The dangers of power saver mode in athletes: Relative Energy Deficiency in Sport (RED-S)

Imagine your body is a phone and your battery is low. With no charger in sight, you need to conserve energy, and switch to energy saver mode. You need to work as efficiently as possible, shutting down programs that aren’t crucial to survival.

This is what it is like to have RED-S.

Your body needs energy to carry out normal bodily functions. When you add in exercise, your body needs more energy. If this isn’t met with additional food, your body will try to survive by switching to energy saver mode. But energy saver mode is not as great as it may seem! This body response leads to a lower Resting Metabolic Rate (RMR). Over a long period of time, this takes a toll on numerous body systems.

An example of this is bone health. In a state of RED-s the ‘bone building’ process is down-regulated, with an increased ‘bone breakdown’ mechanism. This results in a decrease in bone mineral density and an increased risk of stress fractures.

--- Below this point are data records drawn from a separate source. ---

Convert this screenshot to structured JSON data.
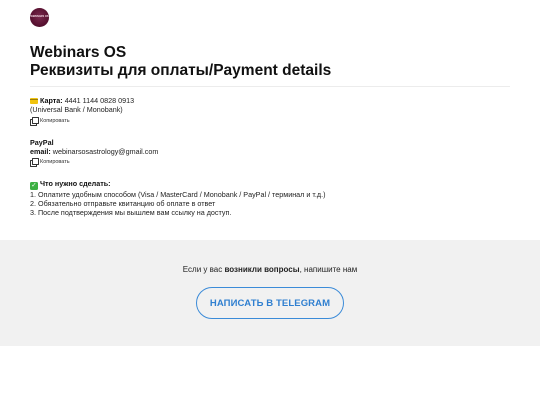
{
  "logo": {
    "text": "WEBINARS OS"
  },
  "header": {
    "title": "Webinars OS",
    "subtitle": "Реквизиты для оплаты/Payment details"
  },
  "card": {
    "label": "Карта:",
    "number": "4441 1144 0828 0913",
    "bank": "(Universal Bank / Monobank)",
    "copy_label": "Копировать"
  },
  "paypal": {
    "title": "PayPal",
    "email_label": "email:",
    "email": "webinarsosastrology@gmail.com",
    "copy_label": "Копировать"
  },
  "todo": {
    "title": "Что нужно сделать:",
    "steps": [
      "1. Оплатите удобным способом (Visa / MasterCard / Monobank / PayPal / терминал и т.д.)",
      "2. Обязательно отправьте квитанцию об оплате в ответ",
      "3. После подтверждения мы вышлем вам ссылку на доступ."
    ]
  },
  "footer": {
    "text_before": "Если у вас",
    "text_bold": "возникли вопросы",
    "text_after": ", напишите нам",
    "button_label": "НАПИСАТЬ В TELEGRAM"
  },
  "colors": {
    "accent": "#3b8bd8",
    "footer_bg": "#f1f1f1",
    "logo_bg": "#5a1232"
  }
}
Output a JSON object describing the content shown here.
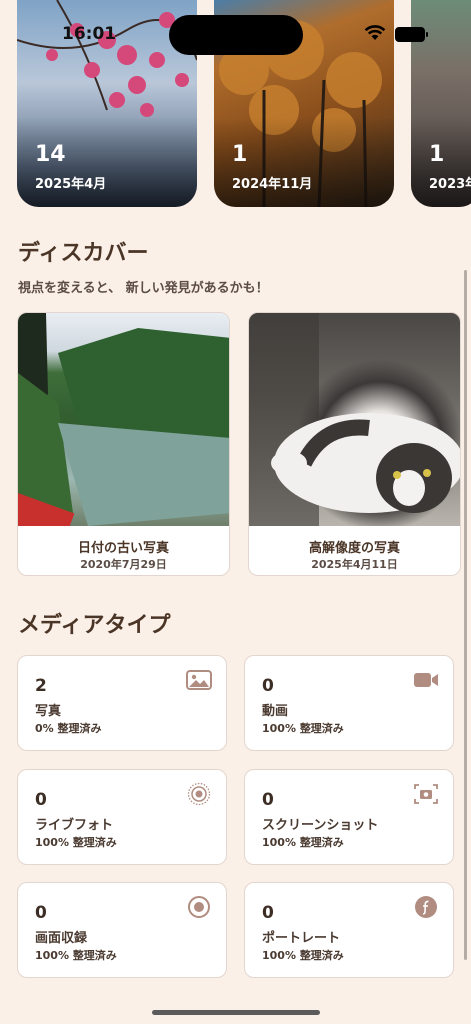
{
  "status": {
    "time": "16:01"
  },
  "albums": [
    {
      "count": "14",
      "date": "2025年4月"
    },
    {
      "count": "1",
      "date": "2024年11月"
    },
    {
      "count": "1",
      "date": "2023年"
    }
  ],
  "discover": {
    "title": "ディスカバー",
    "subtitle": "視点を変えると、 新しい発見があるかも！",
    "cards": [
      {
        "title": "日付の古い写真",
        "date": "2020年7月29日"
      },
      {
        "title": "高解像度の写真",
        "date": "2025年4月11日"
      }
    ]
  },
  "media": {
    "title": "メディアタイプ",
    "items": [
      {
        "count": "2",
        "label": "写真",
        "status": "0% 整理済み",
        "icon": "photo-icon"
      },
      {
        "count": "0",
        "label": "動画",
        "status": "100% 整理済み",
        "icon": "video-icon"
      },
      {
        "count": "0",
        "label": "ライブフォト",
        "status": "100% 整理済み",
        "icon": "live-photo-icon"
      },
      {
        "count": "0",
        "label": "スクリーンショット",
        "status": "100% 整理済み",
        "icon": "screenshot-icon"
      },
      {
        "count": "0",
        "label": "画面収録",
        "status": "100% 整理済み",
        "icon": "screen-record-icon"
      },
      {
        "count": "0",
        "label": "ポートレート",
        "status": "100% 整理済み",
        "icon": "portrait-icon"
      }
    ]
  },
  "colors": {
    "background": "#fbf0e8",
    "icon": "#b08d80",
    "text": "#4a3526"
  }
}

Other impacts of RED-s include:

- Poor training adaptation, and reduced strength gain

-        Missed or irregular periods, or delayed onset of menstruation in females

-        Reduced testosterone

-        Reduced libido

-        Gut issues

-        Poor sleep quality

-        Impaired immunity and frequent illnesses

-        Low or irregular moods

Both men and women can experience RED-S and there are many reasons why it may occur. These reasons all relate to either a decrease in food intake, or an increase in the amount of energy expended by the body, such as:

-        Increase training load/ very high-volume training

-        Poor appetite

-        Financial stress

-        Lack of education

-        Poor time management

-        Fad dieting for perceived health benefits

-        Attempts to decrease body weight for perceived performance benefit

-        Disordered Eating  

Recovery from RED-S can see a return of strength and endurance, better energy levels, and improved immunity, mood, and sleep. Management of RED-S is paramount to improving performance.

Individual assessment and nutrition planning is the key to success, as every case is different.

Communication and advocacy with sporting coaches and trainers, and challenging body composition ideals is also crucial for athletes to succeed. With a personalized plan, you can help avoid that red battery warning and get on with training for your goals.